Ibadah haji juga merupakan penyucian roh. Dalam mengerjakan haji di Mekkah, orang berkunjung ke Baitullah (Rumah Tuhan dalam arti rumah peribadatan yang pertama di dirikan atas perintah Tuhan di dunia ini). Sebagaimana sholat , orang disini juga merasa dekat sekali dengan Tuhan. Bacaan-bacaan yang diucapkan sewaktu mengerjakan haji itu merupakan dialog antara manusia dan dengan Tuhan. Usaha penyucian Roh di sini disertai oleh latihan jasmani dalam bentuk pakaian, makanan dan tempat tinggal sederhana. Selama mengerjakan haji perbuatan-perbuatan tidak baik harus dijauhi. Di dalam haji juga terdapat pula latihan rasa bersaudara antara semua manusia, tiada beda antara kaya dan miskin, raja dan rakyat biasa, antara besar dan kecil, semua sederajat.
Zakat, sungguhpun itu mengambil bentuk mengeluarkan sebagian dari harta untuk menolong fakir miskin dan sebagainya juga merupakan penyucian roh. Disini dilatih menjauhi kerakusan pada harta dan memupuk rasa bersaudara, rasa kasihan dan suka menolong anggota masyarakat yang berada dalam kekurangan.

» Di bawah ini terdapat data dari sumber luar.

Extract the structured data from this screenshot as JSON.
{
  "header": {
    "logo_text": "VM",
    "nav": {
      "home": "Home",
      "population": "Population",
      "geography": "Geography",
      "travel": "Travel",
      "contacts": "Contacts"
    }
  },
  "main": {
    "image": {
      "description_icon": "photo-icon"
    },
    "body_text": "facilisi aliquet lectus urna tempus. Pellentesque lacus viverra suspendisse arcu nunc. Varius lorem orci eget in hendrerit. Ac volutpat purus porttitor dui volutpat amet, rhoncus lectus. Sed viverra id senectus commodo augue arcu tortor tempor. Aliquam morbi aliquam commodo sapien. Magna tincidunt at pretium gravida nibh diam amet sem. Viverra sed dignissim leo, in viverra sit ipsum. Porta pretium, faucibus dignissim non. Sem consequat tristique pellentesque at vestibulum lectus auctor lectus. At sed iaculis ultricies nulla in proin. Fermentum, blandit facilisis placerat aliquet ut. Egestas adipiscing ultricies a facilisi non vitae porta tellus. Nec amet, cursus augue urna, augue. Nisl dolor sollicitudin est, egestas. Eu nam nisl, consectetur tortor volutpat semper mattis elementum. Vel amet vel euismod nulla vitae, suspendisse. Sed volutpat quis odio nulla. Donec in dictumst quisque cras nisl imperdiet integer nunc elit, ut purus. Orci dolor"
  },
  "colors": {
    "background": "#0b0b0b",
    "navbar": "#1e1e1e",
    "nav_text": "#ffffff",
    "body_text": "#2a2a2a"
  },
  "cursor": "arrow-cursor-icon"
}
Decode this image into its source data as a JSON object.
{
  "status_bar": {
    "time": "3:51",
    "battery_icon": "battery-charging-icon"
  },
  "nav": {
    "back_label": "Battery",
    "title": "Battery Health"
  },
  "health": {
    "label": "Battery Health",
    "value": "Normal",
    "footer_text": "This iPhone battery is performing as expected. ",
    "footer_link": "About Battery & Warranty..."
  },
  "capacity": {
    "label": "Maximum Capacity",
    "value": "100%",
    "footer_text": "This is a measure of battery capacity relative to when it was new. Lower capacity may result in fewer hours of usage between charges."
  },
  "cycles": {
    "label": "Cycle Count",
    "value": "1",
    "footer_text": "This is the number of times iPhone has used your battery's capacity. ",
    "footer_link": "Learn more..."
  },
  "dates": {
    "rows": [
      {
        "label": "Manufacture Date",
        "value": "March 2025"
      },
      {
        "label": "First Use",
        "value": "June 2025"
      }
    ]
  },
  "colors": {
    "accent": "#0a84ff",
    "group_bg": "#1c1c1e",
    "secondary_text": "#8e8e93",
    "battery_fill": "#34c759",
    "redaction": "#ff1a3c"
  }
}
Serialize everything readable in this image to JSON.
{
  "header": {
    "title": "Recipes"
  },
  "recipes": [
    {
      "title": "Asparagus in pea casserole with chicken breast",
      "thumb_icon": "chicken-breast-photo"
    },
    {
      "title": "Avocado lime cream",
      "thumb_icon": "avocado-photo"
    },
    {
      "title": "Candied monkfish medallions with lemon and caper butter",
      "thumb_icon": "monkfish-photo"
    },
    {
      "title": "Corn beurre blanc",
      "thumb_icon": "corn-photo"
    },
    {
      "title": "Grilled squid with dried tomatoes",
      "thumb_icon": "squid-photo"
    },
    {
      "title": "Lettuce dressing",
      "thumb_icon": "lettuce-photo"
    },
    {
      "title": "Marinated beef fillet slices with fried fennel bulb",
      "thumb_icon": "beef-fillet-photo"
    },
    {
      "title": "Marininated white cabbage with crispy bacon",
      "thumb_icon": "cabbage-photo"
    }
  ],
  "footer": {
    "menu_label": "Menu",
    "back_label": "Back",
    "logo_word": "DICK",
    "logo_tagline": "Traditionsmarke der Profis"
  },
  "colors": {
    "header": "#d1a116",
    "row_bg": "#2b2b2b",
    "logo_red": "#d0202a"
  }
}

Ibadat dalam arti Islam sebenarnya bukan bertujuan supaya Tuhan disembah dalam arti penyembahan yang terdapat dalam agama-agama primitif. Pengertian serupa ini adalah pengertian yang tidak tepat. Betul ayat 56 dari surat al-Zariat mengatakan: bahwa manusia diciptakan semata-mata untuk beribadat kepada tuhan yaitu mengerjakan salat, puasa, haji, dan zakat. Soal ibadat memang amat penting artinya dalam ajaran Islam. Tapi mestikah kata " liyabudun " di sini berarti ibadat, mengabdi atau menyembah? Sebenarnya Tuhan tidak berhajat untuk disembah atau dipuja manusia. Tuhan adalah Maha Sempurna dan tak berhajat kepada apapun. Oleh karena itu kata " liyabudun" di sini lebih tepat kalau diberi arti lain daripada arti beribadat, mengabdi, memuja, apalagi menyembah. Lebih tepat kalau kata itu diberi arti tunduk dan patuh dan kata " abada " memang mengadung arti tunduk dan patuh sehingga ayat itu menjadi: " Tidaklah aku ciptakan jin dan manusia kecuali untuk tunduk dan patuh kepada-Ku". Arti ini lebih sesuai dengan arti yang terkandung dalam kata muslim dan muttaqi, yaitu menyerah, tunduk dan menjaga diri dari hukuman Tuhan di Hari Kiamat dengan mematuhi perintahperintah dan larangan-larangan Tuhan. Dengan lain kata, manusia diciptakan Tuhan sebenarnya ialah untuk berbuat baik dan tidak untuk berbuat jahat, sungguhpun di dunia ada manusia yang memilih kejahatan.
Selanjutnya arti sembah dan sembahyang yang diberikan kepada " abada " dan " sholaa " juga membawa paham yang tidak tepat. Kata sembahyang berasal dari suatu bahasa yang memakai falsafah lain dari falsafah Islam. Sembahyang mengandung arti menyembah kekuatan gaib dalam paham masyarakat animisme dan politeisme. Dalam falsafah masyarakat serupa ini kekuatan gaib yang demikian ditakuti dan mesti disembah dan diberi sesajen agar ia jangan murka dan jangan membawa bencana bagi alam.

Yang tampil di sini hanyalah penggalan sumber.